Ganz anders sah es offenbar zwischen Antonio N. und seinem späteren Opfer Laura N. aus, die seit 20 Jahren geschieden waren. Die Frau teilte im April einen Facebook-Beitrag, auf dem heftige Worte stehen: «Es ist die Hölle, sich einem Familienprozess mit einem psychopathischen Narzissten zu stellen.» Laura N. erklärt auf Facebook nicht, um was für einen Prozess es geht und an wen der Beitrag gerichtet ist. Aber es ist naheliegend, dass sie ihren Ex-Mann meint.
Im September 2025 teilt sie einen anderen Beitrag: «Wenn ein Narzisst dich verlässt, hast du nicht die Liebe deines Lebens verloren, sondern einen Narzissten, der dir die Lebenskraft geraubt hat.» Die beiden Posts sind nur zwei Beispiele unter vielen.
Das Verhältnis von Giovanni R. zu Antonio N. ist viel unpersönlicher. Schlicht zwei Nachbarn, die ein paar lockere Sätze austauschen, wenn sie sich über den Weg laufen. R. sagt, er habe N. selten in der Nachbarschaft gesehen. «Er war häufig in den Bars von Leontica und Acquarossa.»
Polizist gerät unter Trümmer
So auch am Freitag, wie R. weiss – zwischen Antonio N.s Tat an seiner Ex-Frau und der Explosion. «Er war in der Bar, hat etwas getrunken und mit der Kellnerin gesprochen. Das erzählte mir eine Frau, die am Freitag ebenfalls in der Beiz war.»

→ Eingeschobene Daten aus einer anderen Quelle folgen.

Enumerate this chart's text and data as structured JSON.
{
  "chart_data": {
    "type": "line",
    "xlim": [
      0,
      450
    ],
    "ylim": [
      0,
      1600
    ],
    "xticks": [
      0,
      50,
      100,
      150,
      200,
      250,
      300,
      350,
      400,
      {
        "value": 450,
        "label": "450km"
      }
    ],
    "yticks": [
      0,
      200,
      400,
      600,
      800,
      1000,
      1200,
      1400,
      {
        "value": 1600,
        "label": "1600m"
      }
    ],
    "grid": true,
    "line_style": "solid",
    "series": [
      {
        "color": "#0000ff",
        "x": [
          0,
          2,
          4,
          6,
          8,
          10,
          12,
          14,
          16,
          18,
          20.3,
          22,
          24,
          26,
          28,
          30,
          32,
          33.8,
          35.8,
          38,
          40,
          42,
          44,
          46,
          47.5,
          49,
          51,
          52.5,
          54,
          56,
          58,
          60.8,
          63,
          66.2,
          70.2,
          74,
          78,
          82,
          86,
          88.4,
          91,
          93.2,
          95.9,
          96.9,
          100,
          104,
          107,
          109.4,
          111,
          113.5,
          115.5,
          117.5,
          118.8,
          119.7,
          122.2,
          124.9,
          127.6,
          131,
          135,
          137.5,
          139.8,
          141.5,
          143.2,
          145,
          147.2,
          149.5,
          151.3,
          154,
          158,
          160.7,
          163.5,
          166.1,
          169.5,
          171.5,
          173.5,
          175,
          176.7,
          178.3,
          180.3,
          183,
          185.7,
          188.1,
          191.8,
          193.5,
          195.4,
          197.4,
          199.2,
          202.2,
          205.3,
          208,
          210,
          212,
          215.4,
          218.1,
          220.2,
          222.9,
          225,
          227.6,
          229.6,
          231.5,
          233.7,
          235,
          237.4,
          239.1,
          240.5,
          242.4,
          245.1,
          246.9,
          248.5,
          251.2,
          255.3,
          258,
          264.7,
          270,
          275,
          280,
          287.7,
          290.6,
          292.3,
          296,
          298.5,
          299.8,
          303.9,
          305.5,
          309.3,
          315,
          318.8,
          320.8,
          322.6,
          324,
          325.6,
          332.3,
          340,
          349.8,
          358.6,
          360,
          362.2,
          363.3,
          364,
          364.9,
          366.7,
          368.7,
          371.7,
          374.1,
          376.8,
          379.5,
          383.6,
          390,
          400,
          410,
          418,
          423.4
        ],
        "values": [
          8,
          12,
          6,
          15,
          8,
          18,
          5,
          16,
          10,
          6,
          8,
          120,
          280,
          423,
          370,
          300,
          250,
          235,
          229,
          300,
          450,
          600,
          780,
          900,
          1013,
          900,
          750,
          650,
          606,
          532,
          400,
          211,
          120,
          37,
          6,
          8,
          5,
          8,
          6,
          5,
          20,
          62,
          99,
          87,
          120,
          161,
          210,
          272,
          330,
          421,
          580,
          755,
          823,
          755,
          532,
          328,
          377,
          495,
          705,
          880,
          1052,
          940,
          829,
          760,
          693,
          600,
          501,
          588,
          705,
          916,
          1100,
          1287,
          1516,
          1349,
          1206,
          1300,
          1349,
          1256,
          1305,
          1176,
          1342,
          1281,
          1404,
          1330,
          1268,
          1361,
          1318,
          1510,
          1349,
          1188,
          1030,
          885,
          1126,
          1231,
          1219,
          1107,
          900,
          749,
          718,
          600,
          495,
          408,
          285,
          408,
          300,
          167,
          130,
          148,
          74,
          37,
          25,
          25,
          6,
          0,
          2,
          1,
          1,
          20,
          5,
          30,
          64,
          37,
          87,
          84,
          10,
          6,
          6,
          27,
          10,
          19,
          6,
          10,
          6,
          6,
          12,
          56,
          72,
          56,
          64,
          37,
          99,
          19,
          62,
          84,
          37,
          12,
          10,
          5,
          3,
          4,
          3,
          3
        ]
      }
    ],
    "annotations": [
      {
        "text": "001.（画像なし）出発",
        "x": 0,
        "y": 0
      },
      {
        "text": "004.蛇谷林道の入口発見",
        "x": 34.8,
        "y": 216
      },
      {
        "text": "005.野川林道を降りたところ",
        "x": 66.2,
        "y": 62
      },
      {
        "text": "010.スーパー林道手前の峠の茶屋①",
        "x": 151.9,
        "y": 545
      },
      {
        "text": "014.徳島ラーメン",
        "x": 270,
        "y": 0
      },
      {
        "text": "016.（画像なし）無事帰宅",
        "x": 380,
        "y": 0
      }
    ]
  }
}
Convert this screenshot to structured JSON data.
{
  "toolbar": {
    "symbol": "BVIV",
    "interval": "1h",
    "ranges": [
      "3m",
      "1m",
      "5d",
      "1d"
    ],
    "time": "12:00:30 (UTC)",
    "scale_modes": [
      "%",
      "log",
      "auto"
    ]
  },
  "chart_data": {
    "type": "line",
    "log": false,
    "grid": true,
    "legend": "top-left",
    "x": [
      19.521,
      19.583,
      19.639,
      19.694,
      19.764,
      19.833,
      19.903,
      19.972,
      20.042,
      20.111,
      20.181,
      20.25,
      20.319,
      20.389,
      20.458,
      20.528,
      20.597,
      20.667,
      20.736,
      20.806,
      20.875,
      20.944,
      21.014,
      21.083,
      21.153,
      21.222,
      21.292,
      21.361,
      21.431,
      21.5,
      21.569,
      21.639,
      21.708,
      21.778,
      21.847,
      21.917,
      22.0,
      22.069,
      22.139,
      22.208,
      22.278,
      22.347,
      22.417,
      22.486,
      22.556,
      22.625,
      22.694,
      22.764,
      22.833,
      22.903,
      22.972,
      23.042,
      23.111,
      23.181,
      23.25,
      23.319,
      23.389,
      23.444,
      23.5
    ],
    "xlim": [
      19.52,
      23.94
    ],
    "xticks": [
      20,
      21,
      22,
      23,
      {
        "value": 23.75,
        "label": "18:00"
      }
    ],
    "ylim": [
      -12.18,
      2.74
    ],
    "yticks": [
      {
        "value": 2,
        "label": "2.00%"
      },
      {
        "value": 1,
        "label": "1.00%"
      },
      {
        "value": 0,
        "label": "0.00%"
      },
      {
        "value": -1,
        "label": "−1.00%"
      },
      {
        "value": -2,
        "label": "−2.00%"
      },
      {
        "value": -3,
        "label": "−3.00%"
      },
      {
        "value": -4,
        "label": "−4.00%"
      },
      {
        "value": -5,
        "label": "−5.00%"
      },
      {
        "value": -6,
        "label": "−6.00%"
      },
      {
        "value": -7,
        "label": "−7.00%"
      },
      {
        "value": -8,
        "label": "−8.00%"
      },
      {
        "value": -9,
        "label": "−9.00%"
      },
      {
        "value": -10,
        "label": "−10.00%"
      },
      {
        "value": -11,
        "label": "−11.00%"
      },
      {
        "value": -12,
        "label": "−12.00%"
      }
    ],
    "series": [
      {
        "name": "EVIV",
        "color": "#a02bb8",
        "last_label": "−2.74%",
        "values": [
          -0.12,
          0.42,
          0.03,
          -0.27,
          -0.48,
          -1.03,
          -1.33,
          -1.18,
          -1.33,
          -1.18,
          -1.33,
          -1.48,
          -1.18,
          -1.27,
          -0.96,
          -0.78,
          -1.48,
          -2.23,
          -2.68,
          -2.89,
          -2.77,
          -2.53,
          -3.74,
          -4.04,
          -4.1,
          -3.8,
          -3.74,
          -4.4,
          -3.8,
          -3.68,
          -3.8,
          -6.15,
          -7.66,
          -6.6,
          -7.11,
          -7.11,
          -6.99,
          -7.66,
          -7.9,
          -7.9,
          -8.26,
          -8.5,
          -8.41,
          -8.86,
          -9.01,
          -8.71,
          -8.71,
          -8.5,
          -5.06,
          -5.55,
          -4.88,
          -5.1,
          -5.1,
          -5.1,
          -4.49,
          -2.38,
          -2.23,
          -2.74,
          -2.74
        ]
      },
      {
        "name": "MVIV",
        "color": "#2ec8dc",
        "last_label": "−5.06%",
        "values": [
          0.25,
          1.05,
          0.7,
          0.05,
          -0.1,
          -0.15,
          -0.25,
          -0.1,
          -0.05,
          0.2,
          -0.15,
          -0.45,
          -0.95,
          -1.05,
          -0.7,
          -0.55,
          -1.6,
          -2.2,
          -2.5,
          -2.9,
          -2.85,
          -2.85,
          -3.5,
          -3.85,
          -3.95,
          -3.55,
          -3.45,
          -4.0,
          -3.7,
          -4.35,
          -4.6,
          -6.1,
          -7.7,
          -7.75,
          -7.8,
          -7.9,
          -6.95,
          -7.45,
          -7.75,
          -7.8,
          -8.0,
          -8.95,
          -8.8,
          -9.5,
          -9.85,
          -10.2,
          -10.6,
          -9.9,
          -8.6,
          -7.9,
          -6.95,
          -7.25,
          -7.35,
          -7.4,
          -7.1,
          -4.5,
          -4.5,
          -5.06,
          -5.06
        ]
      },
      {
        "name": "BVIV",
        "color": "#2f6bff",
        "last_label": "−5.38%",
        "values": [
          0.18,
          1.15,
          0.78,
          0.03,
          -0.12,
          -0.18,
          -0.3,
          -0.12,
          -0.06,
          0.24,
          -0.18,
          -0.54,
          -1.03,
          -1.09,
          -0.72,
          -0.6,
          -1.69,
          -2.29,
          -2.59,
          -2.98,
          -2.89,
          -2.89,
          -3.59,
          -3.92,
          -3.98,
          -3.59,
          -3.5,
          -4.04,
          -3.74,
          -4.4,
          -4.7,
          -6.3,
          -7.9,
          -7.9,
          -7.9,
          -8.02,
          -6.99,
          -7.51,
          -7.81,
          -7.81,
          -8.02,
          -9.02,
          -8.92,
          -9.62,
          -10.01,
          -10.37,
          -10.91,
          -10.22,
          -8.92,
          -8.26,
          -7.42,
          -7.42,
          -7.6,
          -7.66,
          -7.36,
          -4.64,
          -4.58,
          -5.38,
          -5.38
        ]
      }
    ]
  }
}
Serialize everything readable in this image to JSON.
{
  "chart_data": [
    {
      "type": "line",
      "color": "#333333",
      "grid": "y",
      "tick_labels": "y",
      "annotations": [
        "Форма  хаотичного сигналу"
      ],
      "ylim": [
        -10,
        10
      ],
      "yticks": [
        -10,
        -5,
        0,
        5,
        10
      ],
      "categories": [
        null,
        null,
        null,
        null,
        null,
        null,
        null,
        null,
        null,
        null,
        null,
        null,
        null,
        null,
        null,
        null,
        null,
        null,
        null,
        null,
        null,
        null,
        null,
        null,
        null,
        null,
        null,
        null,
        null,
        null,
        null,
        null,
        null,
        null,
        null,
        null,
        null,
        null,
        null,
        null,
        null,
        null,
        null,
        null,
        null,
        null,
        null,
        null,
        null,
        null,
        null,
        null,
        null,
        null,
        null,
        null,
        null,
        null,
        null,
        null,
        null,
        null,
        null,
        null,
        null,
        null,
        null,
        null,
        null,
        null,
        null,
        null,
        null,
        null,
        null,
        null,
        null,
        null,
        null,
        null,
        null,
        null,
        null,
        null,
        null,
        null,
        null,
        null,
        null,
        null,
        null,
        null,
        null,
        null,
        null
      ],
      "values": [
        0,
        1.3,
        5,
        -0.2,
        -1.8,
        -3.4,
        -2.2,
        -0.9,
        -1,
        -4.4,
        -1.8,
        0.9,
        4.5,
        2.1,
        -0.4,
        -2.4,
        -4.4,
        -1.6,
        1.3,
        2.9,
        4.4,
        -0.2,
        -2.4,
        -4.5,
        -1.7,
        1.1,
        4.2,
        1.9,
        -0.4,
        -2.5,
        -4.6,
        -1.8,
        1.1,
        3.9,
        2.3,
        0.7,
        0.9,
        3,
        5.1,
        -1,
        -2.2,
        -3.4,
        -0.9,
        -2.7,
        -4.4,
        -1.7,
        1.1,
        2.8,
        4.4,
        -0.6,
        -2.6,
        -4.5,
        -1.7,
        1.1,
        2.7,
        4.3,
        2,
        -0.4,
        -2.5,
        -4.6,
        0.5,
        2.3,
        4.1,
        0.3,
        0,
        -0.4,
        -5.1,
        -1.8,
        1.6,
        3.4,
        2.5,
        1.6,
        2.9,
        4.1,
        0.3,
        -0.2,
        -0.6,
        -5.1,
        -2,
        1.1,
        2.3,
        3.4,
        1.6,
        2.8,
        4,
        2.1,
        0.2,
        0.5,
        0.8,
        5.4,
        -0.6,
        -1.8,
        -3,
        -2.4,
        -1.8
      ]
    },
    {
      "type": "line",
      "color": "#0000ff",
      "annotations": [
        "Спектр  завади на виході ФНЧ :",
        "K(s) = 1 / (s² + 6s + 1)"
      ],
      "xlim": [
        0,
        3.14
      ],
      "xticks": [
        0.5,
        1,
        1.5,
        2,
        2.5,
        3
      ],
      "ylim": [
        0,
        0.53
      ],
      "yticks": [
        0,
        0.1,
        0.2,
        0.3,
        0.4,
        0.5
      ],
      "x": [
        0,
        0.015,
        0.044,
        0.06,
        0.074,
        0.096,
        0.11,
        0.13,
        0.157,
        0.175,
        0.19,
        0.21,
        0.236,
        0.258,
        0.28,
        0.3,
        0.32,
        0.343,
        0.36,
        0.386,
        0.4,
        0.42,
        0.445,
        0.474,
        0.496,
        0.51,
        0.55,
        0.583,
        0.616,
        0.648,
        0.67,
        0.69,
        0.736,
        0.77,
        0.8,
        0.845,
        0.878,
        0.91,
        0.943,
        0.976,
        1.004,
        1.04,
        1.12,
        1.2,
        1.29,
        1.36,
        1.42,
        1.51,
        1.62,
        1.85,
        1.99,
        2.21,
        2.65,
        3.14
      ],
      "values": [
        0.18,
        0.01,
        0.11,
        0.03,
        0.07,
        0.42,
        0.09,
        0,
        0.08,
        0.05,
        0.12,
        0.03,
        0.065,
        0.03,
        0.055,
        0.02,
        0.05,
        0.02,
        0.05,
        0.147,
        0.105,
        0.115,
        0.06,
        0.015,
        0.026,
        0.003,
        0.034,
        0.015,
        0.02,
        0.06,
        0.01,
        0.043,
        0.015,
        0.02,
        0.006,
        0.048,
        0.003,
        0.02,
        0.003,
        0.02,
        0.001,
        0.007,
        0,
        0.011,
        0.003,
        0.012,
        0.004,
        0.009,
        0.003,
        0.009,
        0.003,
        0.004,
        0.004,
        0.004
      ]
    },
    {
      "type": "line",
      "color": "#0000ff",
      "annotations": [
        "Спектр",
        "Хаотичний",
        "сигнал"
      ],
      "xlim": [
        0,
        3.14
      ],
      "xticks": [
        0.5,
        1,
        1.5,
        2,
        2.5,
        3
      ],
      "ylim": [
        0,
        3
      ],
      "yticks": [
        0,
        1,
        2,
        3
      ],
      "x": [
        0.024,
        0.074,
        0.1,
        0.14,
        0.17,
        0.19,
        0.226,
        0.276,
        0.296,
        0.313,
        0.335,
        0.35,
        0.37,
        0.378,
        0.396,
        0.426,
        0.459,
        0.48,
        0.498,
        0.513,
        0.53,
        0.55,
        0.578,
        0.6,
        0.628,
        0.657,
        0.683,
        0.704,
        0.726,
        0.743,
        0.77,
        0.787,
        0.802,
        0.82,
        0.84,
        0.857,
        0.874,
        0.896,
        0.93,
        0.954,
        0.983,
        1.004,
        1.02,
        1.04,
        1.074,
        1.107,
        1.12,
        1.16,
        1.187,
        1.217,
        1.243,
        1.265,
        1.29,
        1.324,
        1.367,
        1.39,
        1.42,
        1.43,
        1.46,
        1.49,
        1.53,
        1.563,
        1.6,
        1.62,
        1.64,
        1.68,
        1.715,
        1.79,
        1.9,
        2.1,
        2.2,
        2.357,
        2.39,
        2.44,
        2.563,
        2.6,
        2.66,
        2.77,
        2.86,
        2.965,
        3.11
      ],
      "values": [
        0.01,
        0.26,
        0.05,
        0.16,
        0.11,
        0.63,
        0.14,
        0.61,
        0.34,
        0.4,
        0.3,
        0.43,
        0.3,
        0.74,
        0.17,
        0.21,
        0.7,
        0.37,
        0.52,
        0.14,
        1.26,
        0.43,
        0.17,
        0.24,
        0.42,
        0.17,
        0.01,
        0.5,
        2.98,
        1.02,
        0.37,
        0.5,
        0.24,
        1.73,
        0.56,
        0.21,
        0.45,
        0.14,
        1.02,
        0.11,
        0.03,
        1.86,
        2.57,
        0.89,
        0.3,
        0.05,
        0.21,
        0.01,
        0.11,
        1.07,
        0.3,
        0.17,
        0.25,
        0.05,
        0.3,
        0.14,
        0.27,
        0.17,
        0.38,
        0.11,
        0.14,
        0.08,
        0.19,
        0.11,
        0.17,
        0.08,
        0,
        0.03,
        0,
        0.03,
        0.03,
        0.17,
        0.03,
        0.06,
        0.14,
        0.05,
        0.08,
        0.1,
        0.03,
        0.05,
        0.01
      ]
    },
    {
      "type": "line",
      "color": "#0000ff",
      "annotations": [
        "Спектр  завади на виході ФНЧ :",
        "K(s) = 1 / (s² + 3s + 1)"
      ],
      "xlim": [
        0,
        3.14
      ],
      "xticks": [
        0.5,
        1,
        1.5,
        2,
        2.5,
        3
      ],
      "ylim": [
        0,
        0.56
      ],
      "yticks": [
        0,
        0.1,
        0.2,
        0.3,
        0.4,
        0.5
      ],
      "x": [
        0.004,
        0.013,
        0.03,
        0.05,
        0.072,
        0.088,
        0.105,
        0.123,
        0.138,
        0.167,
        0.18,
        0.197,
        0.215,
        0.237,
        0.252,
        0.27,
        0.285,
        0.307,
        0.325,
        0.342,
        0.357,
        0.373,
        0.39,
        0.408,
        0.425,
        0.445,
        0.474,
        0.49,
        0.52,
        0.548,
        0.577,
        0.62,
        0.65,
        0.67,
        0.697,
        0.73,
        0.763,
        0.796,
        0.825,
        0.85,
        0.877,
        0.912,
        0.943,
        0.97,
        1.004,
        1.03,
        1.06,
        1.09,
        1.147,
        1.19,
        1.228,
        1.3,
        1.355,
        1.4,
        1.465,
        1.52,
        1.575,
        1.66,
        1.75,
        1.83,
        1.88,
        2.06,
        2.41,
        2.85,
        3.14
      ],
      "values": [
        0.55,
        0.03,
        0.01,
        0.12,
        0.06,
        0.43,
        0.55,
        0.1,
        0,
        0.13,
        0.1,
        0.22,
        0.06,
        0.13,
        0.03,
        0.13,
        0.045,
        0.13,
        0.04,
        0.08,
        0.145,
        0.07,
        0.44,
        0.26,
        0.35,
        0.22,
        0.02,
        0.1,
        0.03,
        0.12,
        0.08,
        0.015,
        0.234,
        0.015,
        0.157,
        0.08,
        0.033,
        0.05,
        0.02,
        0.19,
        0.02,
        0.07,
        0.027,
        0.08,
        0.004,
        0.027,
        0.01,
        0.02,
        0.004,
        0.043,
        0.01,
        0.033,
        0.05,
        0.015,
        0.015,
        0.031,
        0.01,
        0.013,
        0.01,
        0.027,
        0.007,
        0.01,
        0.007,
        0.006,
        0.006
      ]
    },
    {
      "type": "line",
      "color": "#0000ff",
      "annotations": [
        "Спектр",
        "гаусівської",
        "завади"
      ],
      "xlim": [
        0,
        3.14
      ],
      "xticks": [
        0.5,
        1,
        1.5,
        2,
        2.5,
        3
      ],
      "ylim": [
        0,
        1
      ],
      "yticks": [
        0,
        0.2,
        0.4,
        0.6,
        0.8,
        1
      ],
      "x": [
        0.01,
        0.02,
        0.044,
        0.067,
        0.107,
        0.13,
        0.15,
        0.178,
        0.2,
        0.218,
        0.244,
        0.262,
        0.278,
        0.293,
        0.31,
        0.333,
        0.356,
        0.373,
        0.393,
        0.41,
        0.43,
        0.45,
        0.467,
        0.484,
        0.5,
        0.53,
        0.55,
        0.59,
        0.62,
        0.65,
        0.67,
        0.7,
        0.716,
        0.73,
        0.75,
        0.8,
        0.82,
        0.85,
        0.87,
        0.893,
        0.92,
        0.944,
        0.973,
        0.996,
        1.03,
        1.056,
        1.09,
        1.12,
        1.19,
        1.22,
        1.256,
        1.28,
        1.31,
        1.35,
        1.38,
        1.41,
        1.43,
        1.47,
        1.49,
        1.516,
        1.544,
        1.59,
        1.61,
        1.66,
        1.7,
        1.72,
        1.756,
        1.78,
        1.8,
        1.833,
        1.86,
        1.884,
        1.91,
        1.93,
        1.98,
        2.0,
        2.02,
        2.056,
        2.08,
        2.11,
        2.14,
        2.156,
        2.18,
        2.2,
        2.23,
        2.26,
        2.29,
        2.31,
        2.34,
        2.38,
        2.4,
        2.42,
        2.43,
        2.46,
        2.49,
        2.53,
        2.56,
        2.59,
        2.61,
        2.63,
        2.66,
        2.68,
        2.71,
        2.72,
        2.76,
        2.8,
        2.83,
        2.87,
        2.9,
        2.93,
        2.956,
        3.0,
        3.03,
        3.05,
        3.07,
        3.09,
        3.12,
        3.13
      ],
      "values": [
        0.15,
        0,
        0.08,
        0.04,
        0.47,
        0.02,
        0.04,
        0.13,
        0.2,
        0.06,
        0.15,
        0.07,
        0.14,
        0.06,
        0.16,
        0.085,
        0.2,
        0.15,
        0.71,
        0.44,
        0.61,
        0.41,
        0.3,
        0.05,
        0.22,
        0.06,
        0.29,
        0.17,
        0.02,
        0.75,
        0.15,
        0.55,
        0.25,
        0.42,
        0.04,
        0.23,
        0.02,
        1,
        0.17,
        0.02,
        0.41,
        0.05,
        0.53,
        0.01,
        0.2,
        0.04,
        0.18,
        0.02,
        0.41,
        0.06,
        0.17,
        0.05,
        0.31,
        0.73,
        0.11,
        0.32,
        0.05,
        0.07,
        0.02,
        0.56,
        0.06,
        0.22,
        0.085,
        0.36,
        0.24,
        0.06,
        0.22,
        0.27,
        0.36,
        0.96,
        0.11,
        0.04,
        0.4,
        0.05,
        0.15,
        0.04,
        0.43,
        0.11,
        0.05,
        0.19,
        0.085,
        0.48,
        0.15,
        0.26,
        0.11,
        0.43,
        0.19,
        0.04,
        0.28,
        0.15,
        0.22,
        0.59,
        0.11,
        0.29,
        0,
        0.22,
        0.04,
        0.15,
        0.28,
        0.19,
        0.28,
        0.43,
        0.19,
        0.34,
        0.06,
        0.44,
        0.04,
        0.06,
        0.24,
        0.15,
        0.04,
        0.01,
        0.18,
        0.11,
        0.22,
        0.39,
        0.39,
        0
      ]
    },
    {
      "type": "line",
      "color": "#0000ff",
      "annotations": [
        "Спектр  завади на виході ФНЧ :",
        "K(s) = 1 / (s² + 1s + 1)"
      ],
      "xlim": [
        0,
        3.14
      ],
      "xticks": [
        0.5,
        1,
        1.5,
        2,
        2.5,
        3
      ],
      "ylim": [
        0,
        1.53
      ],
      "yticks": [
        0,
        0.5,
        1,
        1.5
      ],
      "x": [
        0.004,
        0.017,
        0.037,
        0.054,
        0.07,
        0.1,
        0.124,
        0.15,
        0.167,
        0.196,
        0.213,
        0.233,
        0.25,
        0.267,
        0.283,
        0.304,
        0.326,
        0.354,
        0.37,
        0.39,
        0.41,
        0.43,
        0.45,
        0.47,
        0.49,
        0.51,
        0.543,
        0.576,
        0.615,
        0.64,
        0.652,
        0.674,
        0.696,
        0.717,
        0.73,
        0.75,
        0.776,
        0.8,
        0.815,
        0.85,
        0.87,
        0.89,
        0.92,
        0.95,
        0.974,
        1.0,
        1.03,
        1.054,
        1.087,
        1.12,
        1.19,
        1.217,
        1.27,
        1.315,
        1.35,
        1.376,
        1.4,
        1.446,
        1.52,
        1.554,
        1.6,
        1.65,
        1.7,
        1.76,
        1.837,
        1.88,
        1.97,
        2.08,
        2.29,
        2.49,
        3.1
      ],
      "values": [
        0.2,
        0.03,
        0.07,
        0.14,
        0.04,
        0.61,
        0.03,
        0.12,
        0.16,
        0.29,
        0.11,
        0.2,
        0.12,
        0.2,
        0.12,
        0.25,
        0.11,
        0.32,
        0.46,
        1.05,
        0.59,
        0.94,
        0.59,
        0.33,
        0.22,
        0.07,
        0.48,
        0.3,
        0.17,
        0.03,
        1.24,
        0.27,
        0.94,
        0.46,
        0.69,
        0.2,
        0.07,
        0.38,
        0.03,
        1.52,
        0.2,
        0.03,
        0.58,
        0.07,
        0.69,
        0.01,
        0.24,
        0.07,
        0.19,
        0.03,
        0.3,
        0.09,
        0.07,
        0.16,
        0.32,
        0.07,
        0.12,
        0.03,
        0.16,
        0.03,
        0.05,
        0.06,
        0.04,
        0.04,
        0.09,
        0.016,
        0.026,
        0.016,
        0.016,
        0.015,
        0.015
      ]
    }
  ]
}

Stunden später eskalierte die Situation erneut. Wieder fielen Schüsse. Diesmal in der Nähe des Wohnortes von Antonio N. Die Polizei begab sich vor Ort. Andrea Cucchiaro, Chef für Sondereinsätze bei der Tessiner Polizei, erklärt an der Pressekonferenz: «Unser Team versuchte, das Haus zu identifizieren, in dem sich der Mann befand.» Aber: «Kurz nachdem unsere Leute das Haus betreten hatten, explodierte alles. Ein Beamter geriet unter die Trümmer.» Ebenfalls in den Trümmern fanden Einsatzkräfte später die Überreste von Antonio N.
Die Polizei hat mittlerweile eine schlimme Vermutung. «Dass es sich um eine Falle handelte», so Cucchiaro. «Dass der Mann mit diesen Schüssen ins Leere jemanden in dieses Haus locken wollte. Vielleicht wollte er gerade uns von der Polizei anlocken.»
Die Explosion am Freitagabend bekam Nachbar Giovanni R. nicht mit. «Ich kam wenig später nach Hause. Ich habe die Zivilpolizei gesehen. Sie fuhren an meinem Haus vorbei und hielten vor seinem.»
Trauer um Opfer Laura N.
Auch Tage später belastet das Drama den Nachbarn. «Es macht mich traurig.» Es werde jetzt viel über Antonio N. gesprochen. Aber: «Es ist wichtig, dass man auch über die Frau redet.» Giovanni R. betont: «Nicht nur mein Nachbar ist gestorben, sondern auch seine Ex-Frau. Das darf man nicht vergessen.» Er sagt: «Ich befürchte, dass sie leiden musste, da sie nicht auf der Stelle tot war.»
Tatsächlich wird über die getötete Laura N. gesprochen: Zahlreiche Trauerbekundungen sind in den sozialen Medien zu lesen. «Ruhe in Frieden. Es war schön, dich gekannt zu haben», schreibt eine Frau auf Facebook. «Du bist sicher schon ein Stern», eine andere.
Auch Michela Gardenghi (57), Gemeindepräsidentin von Acquarossa, trauert. «Es sind traurige und anspruchsvolle Tage, auch in meiner Rolle als Gemeindepräsidentin», schreibt sie Blick in einer Nachricht. «Unsere gesamte Gemeinde ist sehr erschüttert und bestürzt über das, was passiert ist.»